Nikt mi nie przypomina o tej kwocie i nie daje do zrozumienia, że w związku z nią mam większe zaufanie czy większą presję. Na wszystko pracujesz na boisku.
Aarhus do końca walczyło o utrzymanie. Skąd taka degrengolada, skoro we wcześniejszych latach cały czas kręciło się wokół podium lub na nim było? Chęć odejścia od brzydkiego dla oka futbolu zaburzyła rytm drużyny?
Coś w tym może być. Rok temu wielu zawodników sprowadzono pod kątem zmiany stylu gry. Niektórych pozyskiwano dość późno, trenowali tydzień czy dwa – ja się do tego grona zaliczam – i zaczynała się liga. Nie byliśmy dobrze zgrani, sporo rzeczy pozostawało niedopracowanych. W efekcie kiepsko zaczęliśmy, przez co szybko porzucono ambitniejsze założenia i wrócono do starych rozwiązań. Problem polegał na tym, że nowi zawodnicy już do nich nie pasowali.
Wiosną dzieliłeś szatnię z Jackiem Wilsherem. Coś jeszcze zostało z jego dawnej świetności?
Zostało, naprawdę. Miał wielki spokój i opanowanie w środku pola, technika na najwyższym poziomie.
Rzucało się w oczy, że to już jego ostatnie podrygi w karierze i za chwilę zejdzie ze sceny?

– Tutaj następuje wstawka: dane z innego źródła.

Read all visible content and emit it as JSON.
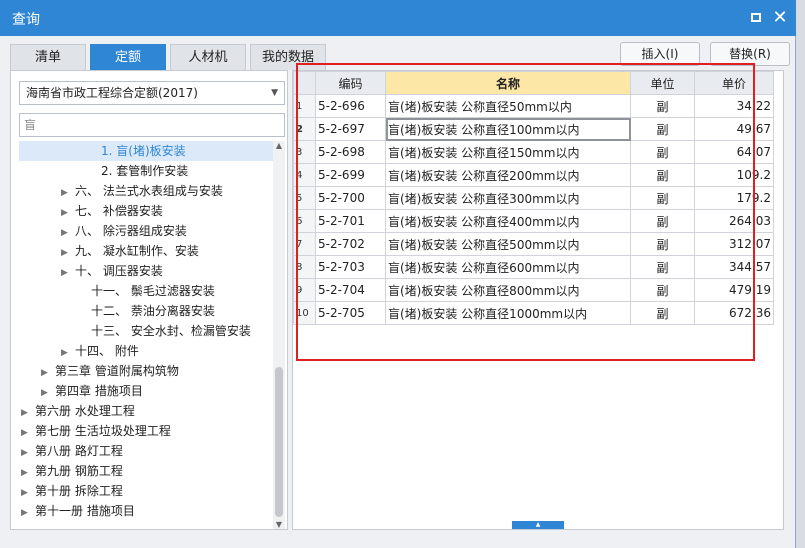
{
  "window": {
    "title": "查询",
    "max_icon": "maximize-icon",
    "close_icon": "close-icon"
  },
  "tabs": [
    {
      "label": "清单",
      "active": false
    },
    {
      "label": "定额",
      "active": true
    },
    {
      "label": "人材机",
      "active": false
    },
    {
      "label": "我的数据",
      "active": false
    }
  ],
  "buttons": {
    "insert": "插入(I)",
    "replace": "替换(R)"
  },
  "left": {
    "library": "海南省市政工程综合定额(2017)",
    "search_value": "盲",
    "tree": [
      {
        "text": "1. 盲(堵)板安装",
        "indent": 82,
        "arrow": "",
        "selected": true
      },
      {
        "text": "2. 套管制作安装",
        "indent": 82,
        "arrow": "",
        "selected": false
      },
      {
        "text": "六、 法兰式水表组成与安装",
        "indent": 56,
        "arrow": "▶",
        "selected": false
      },
      {
        "text": "七、 补偿器安装",
        "indent": 56,
        "arrow": "▶",
        "selected": false
      },
      {
        "text": "八、 除污器组成安装",
        "indent": 56,
        "arrow": "▶",
        "selected": false
      },
      {
        "text": "九、 凝水缸制作、安装",
        "indent": 56,
        "arrow": "▶",
        "selected": false
      },
      {
        "text": "十、 调压器安装",
        "indent": 56,
        "arrow": "▶",
        "selected": false
      },
      {
        "text": "十一、 鬃毛过滤器安装",
        "indent": 72,
        "arrow": "",
        "selected": false
      },
      {
        "text": "十二、 萘油分离器安装",
        "indent": 72,
        "arrow": "",
        "selected": false
      },
      {
        "text": "十三、 安全水封、检漏管安装",
        "indent": 72,
        "arrow": "",
        "selected": false
      },
      {
        "text": "十四、 附件",
        "indent": 56,
        "arrow": "▶",
        "selected": false
      },
      {
        "text": "第三章 管道附属构筑物",
        "indent": 36,
        "arrow": "▶",
        "selected": false
      },
      {
        "text": "第四章 措施项目",
        "indent": 36,
        "arrow": "▶",
        "selected": false
      },
      {
        "text": "第六册 水处理工程",
        "indent": 16,
        "arrow": "▶",
        "selected": false
      },
      {
        "text": "第七册 生活垃圾处理工程",
        "indent": 16,
        "arrow": "▶",
        "selected": false
      },
      {
        "text": "第八册 路灯工程",
        "indent": 16,
        "arrow": "▶",
        "selected": false
      },
      {
        "text": "第九册 钢筋工程",
        "indent": 16,
        "arrow": "▶",
        "selected": false
      },
      {
        "text": "第十册 拆除工程",
        "indent": 16,
        "arrow": "▶",
        "selected": false
      },
      {
        "text": "第十一册 措施项目",
        "indent": 16,
        "arrow": "▶",
        "selected": false
      }
    ]
  },
  "grid": {
    "headers": {
      "code": "编码",
      "name": "名称",
      "unit": "单位",
      "price": "单价"
    },
    "rows": [
      {
        "n": "1",
        "code": "5-2-696",
        "name": "盲(堵)板安装 公称直径50mm以内",
        "unit": "副",
        "price": "34.22"
      },
      {
        "n": "2",
        "code": "5-2-697",
        "name": "盲(堵)板安装 公称直径100mm以内",
        "unit": "副",
        "price": "49.67"
      },
      {
        "n": "3",
        "code": "5-2-698",
        "name": "盲(堵)板安装 公称直径150mm以内",
        "unit": "副",
        "price": "64.07"
      },
      {
        "n": "4",
        "code": "5-2-699",
        "name": "盲(堵)板安装 公称直径200mm以内",
        "unit": "副",
        "price": "109.2"
      },
      {
        "n": "5",
        "code": "5-2-700",
        "name": "盲(堵)板安装 公称直径300mm以内",
        "unit": "副",
        "price": "179.2"
      },
      {
        "n": "6",
        "code": "5-2-701",
        "name": "盲(堵)板安装 公称直径400mm以内",
        "unit": "副",
        "price": "264.03"
      },
      {
        "n": "7",
        "code": "5-2-702",
        "name": "盲(堵)板安装 公称直径500mm以内",
        "unit": "副",
        "price": "312.07"
      },
      {
        "n": "8",
        "code": "5-2-703",
        "name": "盲(堵)板安装 公称直径600mm以内",
        "unit": "副",
        "price": "344.57"
      },
      {
        "n": "9",
        "code": "5-2-704",
        "name": "盲(堵)板安装 公称直径800mm以内",
        "unit": "副",
        "price": "479.19"
      },
      {
        "n": "10",
        "code": "5-2-705",
        "name": "盲(堵)板安装 公称直径1000mm以内",
        "unit": "副",
        "price": "672.36"
      }
    ],
    "focused_row": 1
  },
  "colors": {
    "accent": "#2f86d4",
    "header_highlight": "#fde7a6",
    "annotation": "#e02020"
  }
}
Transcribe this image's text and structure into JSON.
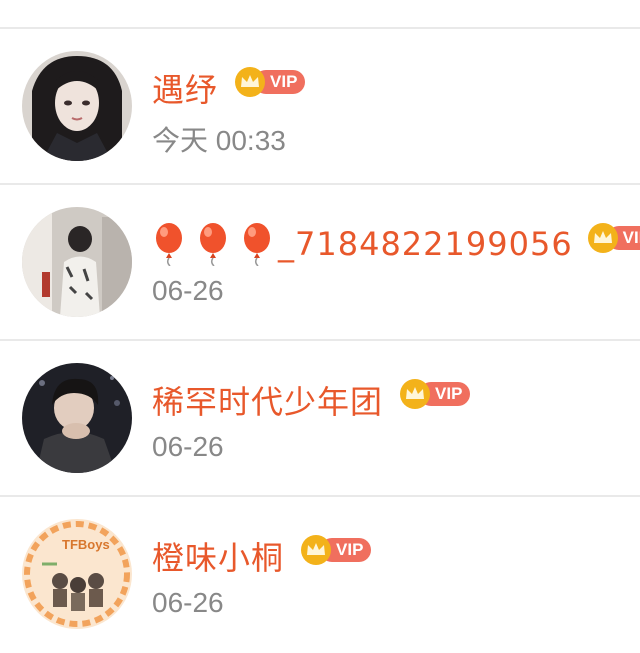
{
  "conversations": [
    {
      "name": "遇纾",
      "vip": "VIP",
      "time": "今天 00:33",
      "avatar": "avatar-dark-hair-girl"
    },
    {
      "name": "_7184822199056",
      "name_prefix_icons": [
        "balloon-icon",
        "balloon-icon",
        "balloon-icon"
      ],
      "vip": "VIP",
      "time": "06-26",
      "avatar": "avatar-mirror-selfie"
    },
    {
      "name": "稀罕时代少年团",
      "vip": "VIP",
      "time": "06-26",
      "avatar": "avatar-night-portrait"
    },
    {
      "name": "橙味小桐",
      "vip": "VIP",
      "time": "06-26",
      "avatar": "avatar-cartoon-group",
      "avatar_text": "TFBoys"
    }
  ],
  "colors": {
    "name": "#e8582b",
    "vip_pill": "#f06f5e",
    "crown": "#f3b21a",
    "time": "#888888",
    "divider": "#e9e9e9"
  }
}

Zależy, o którym okresie mówimy. Na początku było widać, że jest zadowolony i chciał tu nawet zostać na dłużej. Kolejne wyniki i sposób naszej gry sprawiały jednak, że jego entuzjazm malał. Wcześniej miał kontuzję, chciał się odbudować, a jemu chyba też deklarowano, że zespół będzie grał ofensywną piłkę, co rozminęło się z praktyką. Im dalej w las, tym bardziej mógł się czuć zmęczony.
Byłeś zaskoczony, że ogłosił zakończenie kariery?
Mimo wszystko tak. Jednak było po nim widać, że ma to coś i nie stracił piłkarskiej klasy. Sądzę, że poradziłby sobie jeszcze w niejednym lepszym klubie.
Wracając do twojej sytuacji – mecz z Broendby przesiedziałeś na ławce. Powód do niepokoju?
W okresie przygotowawczym wszystkie sparingi rozgrywałem w podstawowym składzie, ale niestety tydzień przed ligą zachorowałem. Zacząłem trenować dopiero dwa dni przed meczem, więc decyzja trenera była zrozumiała.
Czyli od następnej kolejki grasz od początku?
Nie wiem, ale chciałbym!
Na co liczysz w tym sezonie?
Na to, że trwale zmienimy nasz styl gry, a wtedy będę mógł się bardziej pokazać. W poprzednim sezonie stwarzaliśmy sobie mało sytuacji, najczęściej musieliśmy liczyć na szczęście lub poważniejszy błąd przeciwnika.